If all of that sounds a bit too much, check your camera to see if it has an exposure compensation function, and set that to -1. The camera will work out the settings for you! This only works in aperture-priority, shutter-priority, and full auto modes (film or digital cameras), or full manual mode with "auto ISO" switched on (digital cameras only), as the camera will use your settings to decide what to adjust. Any of these methods will ensure the film doesn't become overexposed once the second shot is taken.


Another, simpler way to achieve a similar multiple exposure effect would be to shoot single frames and then overlay them in the darkroom when printing them. This gives you much more creative control, as you can expose each image for different lengths of time, you can position the negatives in various ways, and, crucially, you can try again if it goes wrong. If you create your multiple exposure in-camera, you are limited to the image you have on the film. If you create it in the darkroom, however, you have the freedom to experiment. You could dodge and burn different parts of each image to play with the exposure, or even splash the developer on selective areas.


If you already have images you want to combine, don't have access to analogue equipment, or even just fancy some digital creativity, you can always create a similar effect in Photoshop. With the ability to manipulate almost every conceivable aspect of an image, the possibilities are endless. At a very basic level, you could simply overlay two images and adjust the transparency to your liking. You could also use the overlay settings to alter how your two images interact, or you could even use a layer mask and painstakingly brush through every stroke of your images you want to show through. It really is up to you how you do it.

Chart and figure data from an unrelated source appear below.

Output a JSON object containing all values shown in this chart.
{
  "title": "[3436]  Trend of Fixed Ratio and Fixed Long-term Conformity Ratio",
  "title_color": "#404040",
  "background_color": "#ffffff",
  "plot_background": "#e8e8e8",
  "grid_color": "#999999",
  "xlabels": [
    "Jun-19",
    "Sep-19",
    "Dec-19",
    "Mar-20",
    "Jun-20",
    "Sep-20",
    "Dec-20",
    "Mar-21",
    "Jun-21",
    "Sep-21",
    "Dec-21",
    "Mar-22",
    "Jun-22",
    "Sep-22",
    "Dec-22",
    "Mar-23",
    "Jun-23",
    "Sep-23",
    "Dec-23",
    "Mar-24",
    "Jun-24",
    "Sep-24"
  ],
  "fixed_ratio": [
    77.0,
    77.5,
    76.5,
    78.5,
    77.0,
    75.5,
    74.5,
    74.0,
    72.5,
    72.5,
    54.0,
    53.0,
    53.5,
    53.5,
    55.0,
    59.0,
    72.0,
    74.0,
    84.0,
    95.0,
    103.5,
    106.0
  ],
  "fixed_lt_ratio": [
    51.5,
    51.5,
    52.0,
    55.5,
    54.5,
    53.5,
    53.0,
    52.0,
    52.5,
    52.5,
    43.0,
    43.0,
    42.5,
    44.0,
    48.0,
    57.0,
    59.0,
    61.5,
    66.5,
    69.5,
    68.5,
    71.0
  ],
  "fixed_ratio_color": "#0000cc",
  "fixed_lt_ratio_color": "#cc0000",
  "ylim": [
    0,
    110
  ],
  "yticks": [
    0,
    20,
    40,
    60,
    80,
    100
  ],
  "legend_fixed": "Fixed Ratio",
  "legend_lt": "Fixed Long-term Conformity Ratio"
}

Adobe has put together a short tutorial to show you some of the basics - it's worth watching.


My plans are primarily to shoot some black-and-white film using the shoot-reload-shoot method, as I would like to combine two very different subjects - perhaps portraits and landscapes. I also quite like the idea of taking some digital photos of some flowers over the course of several days or weeks, and layering them together as a sort of time-lapse multiple exposure combination. Mostly, I just want to experiment and have a bit of fun with this!